DeAndre Liggins – A teammate of ex-Piston Brandon Knight at Kentucky for one season, Liggins entered the 2011 NBA draft after his junior year and was taken 53rd overall by Orlando. He spent his second season with Oklahoma City and last year got two 10-day contracts with Miami, spending most of the season in the D-League, where he was an All-Star and D-League Player of the Year while being voted to the All-D-League second team. He can play either shooting guard or small forward.

Christian Watford – Watford went undrafted out of Indiana in 2013 and played for Hapoel Eilat in the Israeli Super League last season. He averaged 9.8 points and 5.2 rebounds while playing 26 minutes a game. At 6-foot-9 and 230 pounds, Watford, like Harper, is a stretch four.

Jordan Heath – A four-year college player out of Canisius, Heath went undrafted, which wasn’t unexpected. He averaged 10.6 points and 4.6 rebounds in 28 minutes a game as a Canisius senior. Heath, at 6-foot-10 and 240 pounds, might also be auditioning for a role as a stretch four. He took 3.2 3-point shots a game as a senior and made 42.1 percent of them.
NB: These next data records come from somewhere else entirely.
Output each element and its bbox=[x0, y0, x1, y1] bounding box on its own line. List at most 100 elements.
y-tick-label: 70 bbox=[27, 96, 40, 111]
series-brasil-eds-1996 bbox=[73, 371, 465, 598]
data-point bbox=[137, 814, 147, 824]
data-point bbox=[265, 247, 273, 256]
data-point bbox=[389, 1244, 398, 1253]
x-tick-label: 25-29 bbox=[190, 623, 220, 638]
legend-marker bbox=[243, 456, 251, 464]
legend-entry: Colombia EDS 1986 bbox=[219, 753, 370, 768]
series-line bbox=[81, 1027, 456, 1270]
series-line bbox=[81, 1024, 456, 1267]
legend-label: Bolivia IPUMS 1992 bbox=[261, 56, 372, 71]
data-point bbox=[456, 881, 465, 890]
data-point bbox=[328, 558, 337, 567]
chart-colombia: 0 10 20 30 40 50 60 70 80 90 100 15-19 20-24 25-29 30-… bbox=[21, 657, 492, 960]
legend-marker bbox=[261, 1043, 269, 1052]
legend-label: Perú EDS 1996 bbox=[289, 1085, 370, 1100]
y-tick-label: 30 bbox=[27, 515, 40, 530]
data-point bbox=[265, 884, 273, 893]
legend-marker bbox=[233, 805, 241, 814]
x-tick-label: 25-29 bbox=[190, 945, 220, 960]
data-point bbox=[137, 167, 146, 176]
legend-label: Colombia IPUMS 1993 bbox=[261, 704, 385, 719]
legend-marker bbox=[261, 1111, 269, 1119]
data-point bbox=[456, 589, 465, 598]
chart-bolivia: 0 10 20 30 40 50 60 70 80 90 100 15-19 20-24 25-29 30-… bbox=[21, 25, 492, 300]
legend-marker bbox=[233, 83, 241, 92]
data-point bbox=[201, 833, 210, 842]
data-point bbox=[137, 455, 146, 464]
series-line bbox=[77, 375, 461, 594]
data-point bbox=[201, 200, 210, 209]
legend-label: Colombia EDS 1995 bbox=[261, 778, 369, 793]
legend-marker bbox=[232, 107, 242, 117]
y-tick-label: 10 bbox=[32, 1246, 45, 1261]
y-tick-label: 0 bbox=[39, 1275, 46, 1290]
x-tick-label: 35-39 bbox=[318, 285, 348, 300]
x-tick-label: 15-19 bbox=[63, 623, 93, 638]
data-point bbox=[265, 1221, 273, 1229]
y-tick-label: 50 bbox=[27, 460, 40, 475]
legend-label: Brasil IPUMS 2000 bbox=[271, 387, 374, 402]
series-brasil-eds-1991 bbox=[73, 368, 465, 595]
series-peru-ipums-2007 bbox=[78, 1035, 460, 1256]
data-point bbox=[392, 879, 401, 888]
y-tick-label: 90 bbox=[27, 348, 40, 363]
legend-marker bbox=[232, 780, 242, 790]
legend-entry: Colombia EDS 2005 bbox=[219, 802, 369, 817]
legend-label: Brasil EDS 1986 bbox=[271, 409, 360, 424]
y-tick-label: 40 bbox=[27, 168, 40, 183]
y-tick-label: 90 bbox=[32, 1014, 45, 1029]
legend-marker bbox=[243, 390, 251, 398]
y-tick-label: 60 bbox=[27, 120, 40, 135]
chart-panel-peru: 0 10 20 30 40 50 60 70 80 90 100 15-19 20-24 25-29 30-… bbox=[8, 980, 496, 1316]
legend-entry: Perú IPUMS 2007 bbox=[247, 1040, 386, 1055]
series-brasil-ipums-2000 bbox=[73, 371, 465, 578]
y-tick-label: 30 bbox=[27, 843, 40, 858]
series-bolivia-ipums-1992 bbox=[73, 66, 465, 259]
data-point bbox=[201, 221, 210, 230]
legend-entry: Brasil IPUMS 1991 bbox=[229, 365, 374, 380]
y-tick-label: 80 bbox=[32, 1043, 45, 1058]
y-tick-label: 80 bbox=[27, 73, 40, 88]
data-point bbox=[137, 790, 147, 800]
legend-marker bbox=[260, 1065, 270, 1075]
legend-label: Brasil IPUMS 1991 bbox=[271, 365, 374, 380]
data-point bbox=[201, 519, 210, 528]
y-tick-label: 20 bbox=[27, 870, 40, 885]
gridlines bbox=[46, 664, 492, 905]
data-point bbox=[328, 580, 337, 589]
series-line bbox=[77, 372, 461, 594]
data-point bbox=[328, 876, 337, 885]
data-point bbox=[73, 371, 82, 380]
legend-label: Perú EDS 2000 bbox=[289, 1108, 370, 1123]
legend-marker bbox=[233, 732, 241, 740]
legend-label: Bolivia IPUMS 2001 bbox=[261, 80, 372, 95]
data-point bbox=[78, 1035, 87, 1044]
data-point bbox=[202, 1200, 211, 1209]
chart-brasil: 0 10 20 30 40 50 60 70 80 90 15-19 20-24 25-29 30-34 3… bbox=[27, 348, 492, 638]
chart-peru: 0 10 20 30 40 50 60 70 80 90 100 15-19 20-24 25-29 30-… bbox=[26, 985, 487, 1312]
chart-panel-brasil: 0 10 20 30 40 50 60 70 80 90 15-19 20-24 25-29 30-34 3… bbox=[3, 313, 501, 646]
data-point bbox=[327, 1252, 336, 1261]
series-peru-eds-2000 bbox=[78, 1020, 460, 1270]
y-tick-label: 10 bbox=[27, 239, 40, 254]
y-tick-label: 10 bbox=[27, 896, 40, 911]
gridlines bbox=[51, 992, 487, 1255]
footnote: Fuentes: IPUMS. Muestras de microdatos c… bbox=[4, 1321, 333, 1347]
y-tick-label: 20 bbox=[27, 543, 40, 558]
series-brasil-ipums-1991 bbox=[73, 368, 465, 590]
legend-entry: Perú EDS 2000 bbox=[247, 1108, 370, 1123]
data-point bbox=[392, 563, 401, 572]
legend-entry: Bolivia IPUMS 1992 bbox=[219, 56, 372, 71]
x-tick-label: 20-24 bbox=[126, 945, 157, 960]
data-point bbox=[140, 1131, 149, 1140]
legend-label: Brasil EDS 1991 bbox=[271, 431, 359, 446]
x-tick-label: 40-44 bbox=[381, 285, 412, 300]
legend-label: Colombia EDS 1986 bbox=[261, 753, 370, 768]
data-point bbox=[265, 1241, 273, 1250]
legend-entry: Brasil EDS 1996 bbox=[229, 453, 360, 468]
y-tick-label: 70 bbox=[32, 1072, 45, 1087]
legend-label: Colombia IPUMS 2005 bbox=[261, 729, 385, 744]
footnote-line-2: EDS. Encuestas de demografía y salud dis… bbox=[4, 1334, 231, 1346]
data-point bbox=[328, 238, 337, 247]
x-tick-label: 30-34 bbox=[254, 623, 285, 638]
Tristan Spurlock – Spurlock started his college career at Virginia but transferred and spent his last three seasons at Central Florida. At 6-foot-8, 230 pounds, Spurlock has solid perimeter skills and an ideal NBA frame. He averaged 11.0 points and 5.5 rebounds as a senior and shot 33 percent on 4.5 3-point attempts per game.

Markel Starks – Starks, a 6-foot-2 point guard, was considered a borderline second-round prospect but went undrafted out of Georgetown despite a standout senior season in which he averaged 17.3 points and 4.1 assists per game. The Hoyas suffered gutting frontcourt losses and Starks had to carry the offense, rarely leaving the floor. That might explain the dip in his 3-point shooting from 42 percent as a junior to 33 percent last season.

Damion James – The 24th pick in the 2010 draft after four seasons as a cornerstone of a then-rising Texas program, James’ career was derailed by a broken foot suffered as a rookie that eventually required surgery to insert a screw. As a result, he’s played only 39 games over four seasons, including five last season with San Antonio. At 6-foot-7, 225 pounds, James projected as a physical small forward who played above-average defense. If his foot is healthy, he’s an intriguing prospect.

Ian Miller – A four-year product of Florida State, Miller is more a combo guard than a pure point at 6-foot-3 and nearly 200 pounds. He hit 40 percent of his 3-point shots and 87 percent of his free throws as a senior, when he averaged 13.7 points and 2.8 assists.